В начале апреля 1922 в Берлине собралось – для установления «единого фронта» против буржуазии – совещание трёх Интернационалов (от Коминтерна – Бухарин, Радек), и социалисты потребовали от большевиков отказаться от этого суда. «Единый фронт» очень был нужен в интересах мировой революции, и коминтерновская делегация самовольно дала обязательство: что процесс будет гласный; что представители всех интернационалов могут присутствовать, вести стенографические отчёты; что будут допущены защитники, желаемые подсудимыми; и, самое главное, опережая компетентность суда (для коммунистов дело плёвое, но социалисты тоже согласились): на этом процессе не будет вынесено смертных приговоров.

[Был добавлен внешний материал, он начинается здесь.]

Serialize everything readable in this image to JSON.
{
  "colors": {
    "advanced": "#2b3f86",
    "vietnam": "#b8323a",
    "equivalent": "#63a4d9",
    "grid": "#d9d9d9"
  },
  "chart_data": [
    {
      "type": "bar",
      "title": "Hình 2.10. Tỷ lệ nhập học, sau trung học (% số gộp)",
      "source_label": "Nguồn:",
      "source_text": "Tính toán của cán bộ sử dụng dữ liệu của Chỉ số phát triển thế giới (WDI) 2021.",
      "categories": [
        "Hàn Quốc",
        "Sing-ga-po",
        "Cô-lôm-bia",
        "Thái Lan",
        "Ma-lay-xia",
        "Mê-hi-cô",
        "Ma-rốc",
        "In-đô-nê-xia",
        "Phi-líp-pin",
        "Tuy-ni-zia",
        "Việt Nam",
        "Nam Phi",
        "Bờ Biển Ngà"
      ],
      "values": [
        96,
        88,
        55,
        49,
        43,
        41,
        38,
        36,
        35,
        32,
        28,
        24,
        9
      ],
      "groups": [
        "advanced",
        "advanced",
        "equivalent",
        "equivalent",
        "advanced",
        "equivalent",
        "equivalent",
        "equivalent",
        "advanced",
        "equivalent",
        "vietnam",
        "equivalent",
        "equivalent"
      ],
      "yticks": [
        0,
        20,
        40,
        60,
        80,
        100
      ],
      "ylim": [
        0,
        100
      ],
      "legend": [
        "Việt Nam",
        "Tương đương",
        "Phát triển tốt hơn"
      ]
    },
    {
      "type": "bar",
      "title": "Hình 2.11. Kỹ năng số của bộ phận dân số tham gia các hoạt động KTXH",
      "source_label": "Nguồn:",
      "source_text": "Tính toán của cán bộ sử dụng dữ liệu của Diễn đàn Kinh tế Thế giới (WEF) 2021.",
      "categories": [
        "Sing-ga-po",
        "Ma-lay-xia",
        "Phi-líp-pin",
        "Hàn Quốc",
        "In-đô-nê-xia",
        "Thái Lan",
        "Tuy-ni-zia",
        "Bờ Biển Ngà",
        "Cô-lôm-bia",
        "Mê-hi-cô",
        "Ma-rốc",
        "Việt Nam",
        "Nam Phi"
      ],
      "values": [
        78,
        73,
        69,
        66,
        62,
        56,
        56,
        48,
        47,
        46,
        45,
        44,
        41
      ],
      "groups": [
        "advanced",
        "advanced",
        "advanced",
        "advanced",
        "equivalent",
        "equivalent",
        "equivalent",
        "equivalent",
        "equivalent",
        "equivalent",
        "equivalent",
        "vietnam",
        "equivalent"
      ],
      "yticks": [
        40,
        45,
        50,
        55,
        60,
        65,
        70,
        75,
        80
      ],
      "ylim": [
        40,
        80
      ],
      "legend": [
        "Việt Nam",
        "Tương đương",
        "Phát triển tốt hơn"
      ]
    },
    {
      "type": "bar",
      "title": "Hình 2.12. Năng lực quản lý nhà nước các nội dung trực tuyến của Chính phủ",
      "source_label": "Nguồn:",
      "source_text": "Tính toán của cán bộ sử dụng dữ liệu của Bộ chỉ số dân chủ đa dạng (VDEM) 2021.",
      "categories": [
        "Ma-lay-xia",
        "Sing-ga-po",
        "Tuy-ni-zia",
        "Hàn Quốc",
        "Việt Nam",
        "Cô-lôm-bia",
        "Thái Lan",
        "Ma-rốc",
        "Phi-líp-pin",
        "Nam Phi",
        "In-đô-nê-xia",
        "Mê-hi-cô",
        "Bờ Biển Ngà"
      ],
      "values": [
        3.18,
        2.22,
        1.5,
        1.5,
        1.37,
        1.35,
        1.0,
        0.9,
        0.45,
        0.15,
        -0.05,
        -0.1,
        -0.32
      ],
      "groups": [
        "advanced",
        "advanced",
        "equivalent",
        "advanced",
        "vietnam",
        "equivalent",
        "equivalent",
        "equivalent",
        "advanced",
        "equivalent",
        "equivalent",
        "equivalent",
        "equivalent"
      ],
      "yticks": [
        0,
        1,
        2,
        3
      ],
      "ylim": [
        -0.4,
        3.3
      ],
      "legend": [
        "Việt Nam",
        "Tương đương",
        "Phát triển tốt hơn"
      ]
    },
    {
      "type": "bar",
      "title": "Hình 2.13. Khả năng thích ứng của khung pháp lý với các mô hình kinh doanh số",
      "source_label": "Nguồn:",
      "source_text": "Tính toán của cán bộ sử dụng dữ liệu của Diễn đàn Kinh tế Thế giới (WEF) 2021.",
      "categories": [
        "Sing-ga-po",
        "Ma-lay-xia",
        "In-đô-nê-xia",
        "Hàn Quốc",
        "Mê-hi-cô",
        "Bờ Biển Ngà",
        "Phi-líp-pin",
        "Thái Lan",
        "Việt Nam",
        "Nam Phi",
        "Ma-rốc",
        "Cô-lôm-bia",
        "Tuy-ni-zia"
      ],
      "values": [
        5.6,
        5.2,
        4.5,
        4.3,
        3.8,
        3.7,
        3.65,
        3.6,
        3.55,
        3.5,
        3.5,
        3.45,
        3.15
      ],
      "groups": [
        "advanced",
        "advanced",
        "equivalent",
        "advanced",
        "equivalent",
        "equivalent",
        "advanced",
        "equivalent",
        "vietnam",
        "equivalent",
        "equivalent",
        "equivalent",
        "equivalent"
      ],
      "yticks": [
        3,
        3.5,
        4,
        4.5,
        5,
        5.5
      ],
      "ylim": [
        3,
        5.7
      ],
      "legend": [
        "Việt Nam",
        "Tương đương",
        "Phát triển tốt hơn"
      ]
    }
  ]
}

Ведущие социалисты радовались: они просто решили ехать сами защитниками подсудимых. А Ленин (он доживал свои последние недели перед первым параличом, но не знал того) сурово отозвался в «Правде»: «Мы заплатили слишком много». Как же можно было обещать, что не будет смертных приговоров, и разрешить допуск социал-предателей на наш суд? По последующему мы увидим, что и Троцкий с ним был вполне согласен, да и Бухарин вскоре раскаялся. Газета германских коммунистов «Роте Фане» отозвалась, что большевики были бы идиотами, если бы сочли необходимым выполнять принятые обязательства: дело в том, что «единый фронт» в Германии провалился, так что зря и обещания все были даны. Но коммунисты уже тогда начали понимать безграничную силу своих исторических приёмов. Ближе к процессу, в мае, «Правда» написала: «Мы в точности выполним обязательство. Но вне судебного процесса эти господа должны быть поставлены в такие условия, которые обезпечили бы нашу страну от поджигательской тактики этих негодяев». И под такой аккомпанемент в конце мая знаменитые социалисты Вандервельде, Розенфельд и Теодор Либкнехт (брат убитого Карла) выехали в Москву.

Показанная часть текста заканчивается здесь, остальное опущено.